Just learned about the bell curve in statistics. How is calculus related to this curve? I'm learning about the bell curve in statistics and I'm trying to understand the calculus behind the concept. I've taken calc 1 already. How is the integral related to this asymptotic lump? What's on the Y axis? What's the x axis? The area under the bell curve, what is that? what's the equation of the line? How does standard deviation relate to calculus? Could someone bridge my gap of understanding of the bell curve and calculus?
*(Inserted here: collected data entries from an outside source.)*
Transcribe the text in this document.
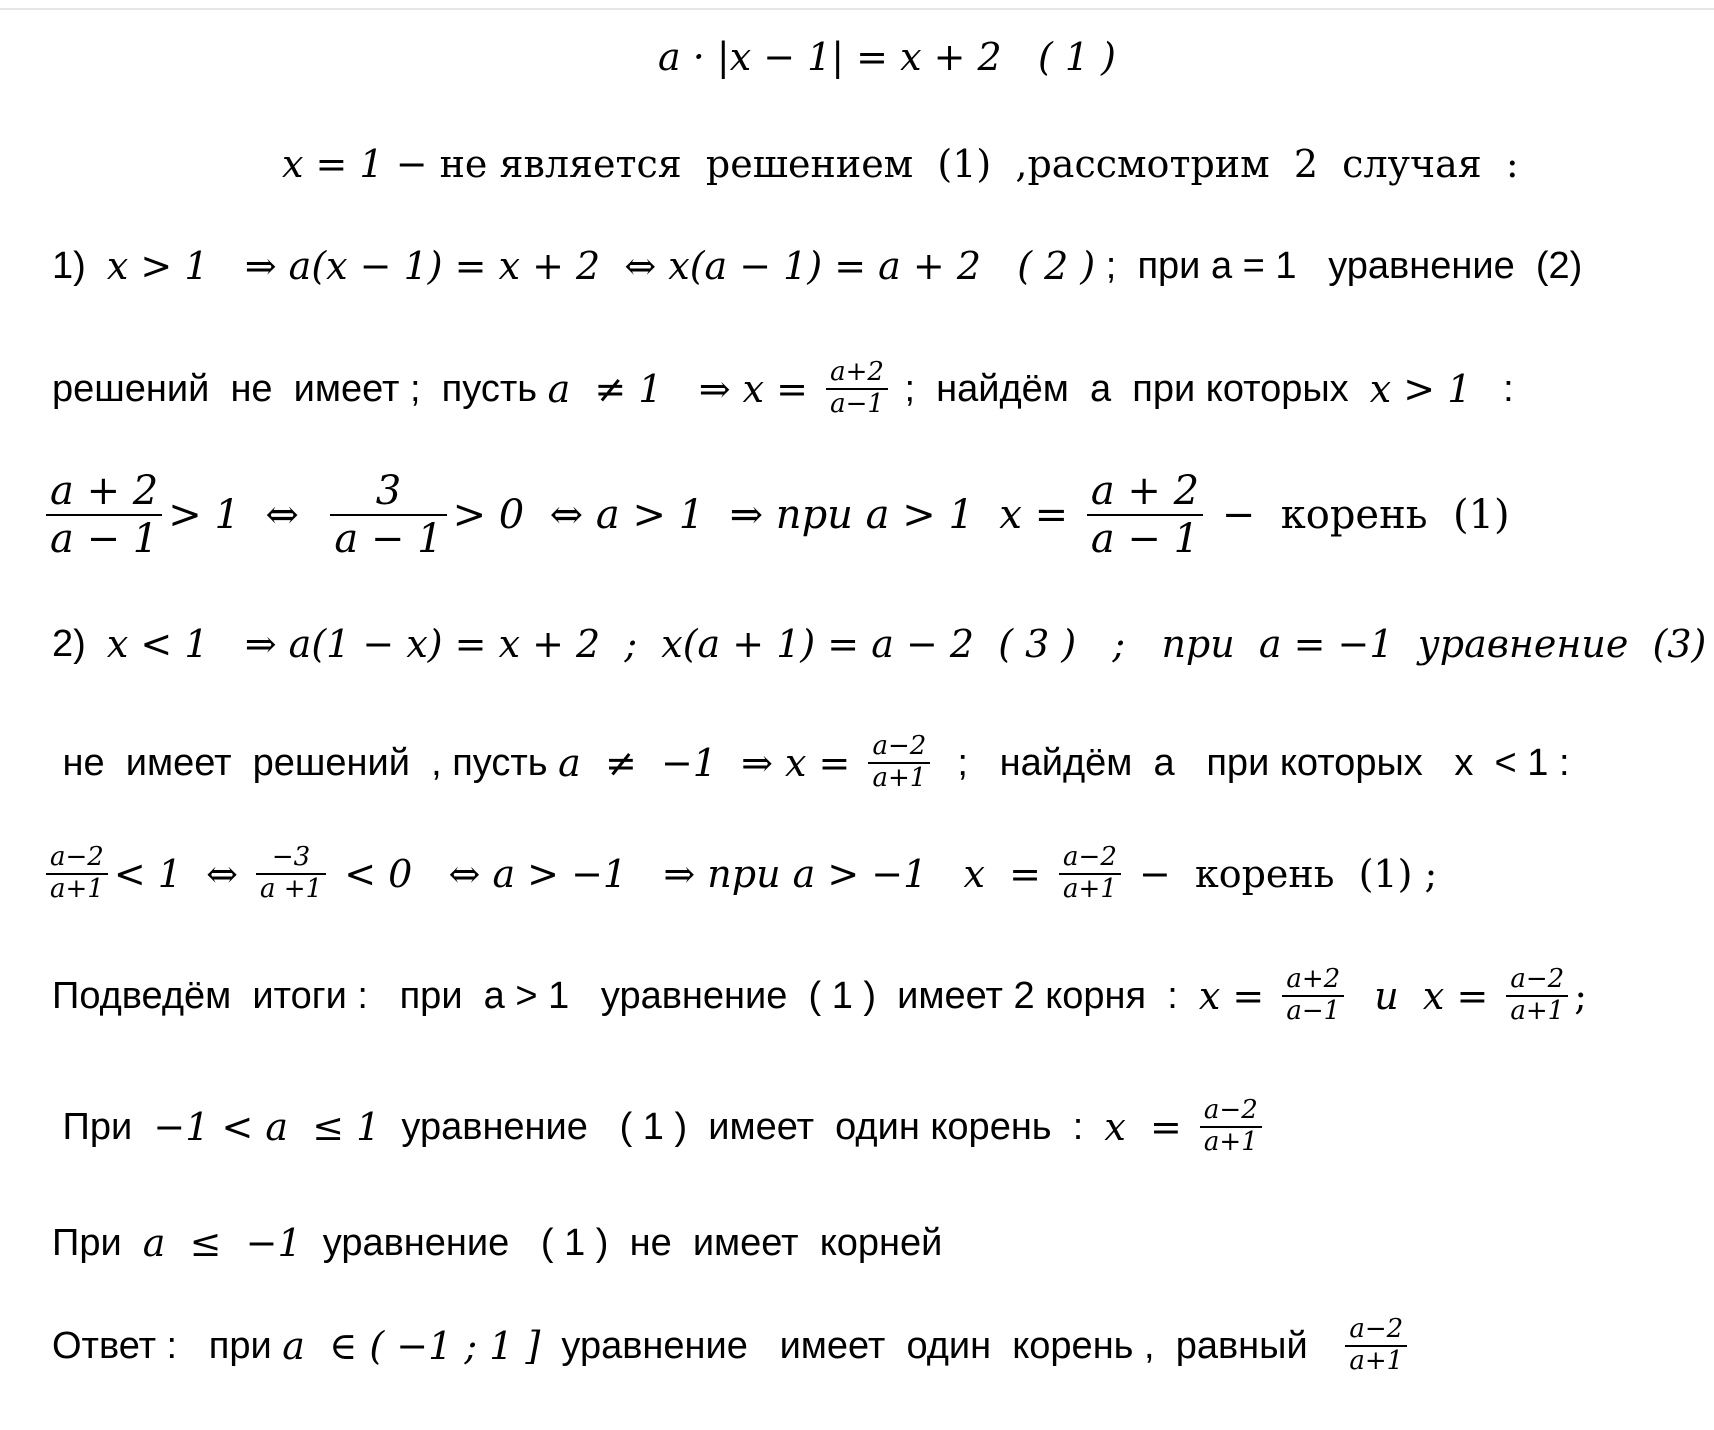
a · |x − 1| = x + 2   ( 1 )
x = 1 − не является  решением  (1)  ,рассмотрим  2  случая  :
1) x > 1   ⇒ a(x − 1) = x + 2  ⇔ x(a − 1) = a + 2   ( 2 ) ;  при а = 1   уравнение  (2)
решений  не  имеет ;  пусть a  ≠ 1   ⇒ $x = \frac{a+2}{a-1}$ ;  найдём  а  при которых x > 1 :
$\frac{a + 2}{a - 1} > 1$  ⇔ $\frac{3}{a - 1} > 0$  ⇔ a > 1  ⇒ при a > 1  $x = \frac{a + 2}{a - 1}$ −  корень  (1)
2) x < 1   ⇒ a(1 − x) = x + 2  ;  x(a + 1) = a − 2  ( 3 )   ;   при  a = −1  уравнение  (3)
не  имеет  решений  , пусть a  ≠  −1  ⇒ $x = \frac{a-2}{a+1}$ ;   найдём  а   при которых   х  < 1 :
$\frac{a-2}{a+1} < 1$  ⇔ $\frac{-3}{a +1} < 0$   ⇔ a > −1   ⇒ при a > −1   $x = \frac{a-2}{a+1}$ −  корень  (1) ;
Подведём  итоги :   при  а > 1   уравнение  ( 1 )  имеет 2 корня  : $x = \frac{a+2}{a-1}$ и  $x = \frac{a-2}{a+1}$ ;
При −1 < a  ≤ 1 уравнение   ( 1 )  имеет  один корень  : $x = \frac{a-2}{a+1}$
При a  ≤  −1 уравнение   ( 1 )  не  имеет  корней
Ответ :   при a  ∈ ( −1 ; 1 ] уравнение   имеет  один  корень ,  равный $\frac{a-2}{a+1}$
 A: If displacement and velocity are familiar from your calculus course, recall that if you put time on the horizontal axis and the velocity of a moving object on the vertical axis, then the (signed) area under the velocity graph between times $t_1$ and $t_2$ is the net displacement of the object during that time interval.
In probability and statistics, we again encounter areas under curves.  Consider a random variable, such as the height of a woman randomly chosen from some given population.  Here the horizontal axis will be height, and the vertical axis will be a quantity called probability density.  The area under the probability density graph between heights $h_1$ and $h_2$ represents the probability that the height of the randomly selected woman is in that interval.
The normal curve is just one example of a probability density function; there are many others.  Calculus—integration in particular—is the tool used to compute probabilities.
In practice, we have a problem when it comes to the normal distribution.  The problem is that there is no "closed form" for $\int_{h_1}^{h_2}\frac{1}{\sqrt{2\pi}}e^{-h^2/2}\,dh,$ which is the integral that needs to be done.  That is, there is no formula for the result of this integration in terms of familiar functions.  This isn't a big problem since the integral can be computed numerically.  Many calculators and all statistics packages can evaluate this integral, and its value is tabulated in statistics books.
The condition that total probability equals $1$ corresponds to the condition that the total area under the normal curve equals $1.$  That is
$$
\int_{-\infty}^\infty\frac{1}{\sqrt{2\pi}}e^{-x^2/2}\,dx=1.
$$
This special case of the area calculation actually can be done exactly, but it uses knowledge beyond what one usual learns in Calculus I.
You ask how standard deviation relates to calculus.  In fact, both expected value and variance (standard deviation is the square root of variance) are defined as integrals.  If $f(x)$ is the probability density function of a random variable $X,$ then
$$
\begin{aligned}
E[X]&=\int_{-\infty}^\infty xf(x)\,dx\\
\text{Var}[X]&=\int_{-\infty}^\infty (x-E[X])^2f(x)\,dx
\end{aligned}
$$
In the case of the normal distribution, the expected value is
$$
E[X]=\int_{-\infty}^\infty x\frac{1}{\sqrt{2\pi}}e^{-x^2/2}\,dx=0,
$$
which follows because the integrand is an odd function (areas left and right of $x=0$ cancel).  The variance turns out to be $1.$  The integral can be evaluated using integration by parts.
There is a lot more to be said about how calculus relates to statistics.  This summary barely scratches the surface.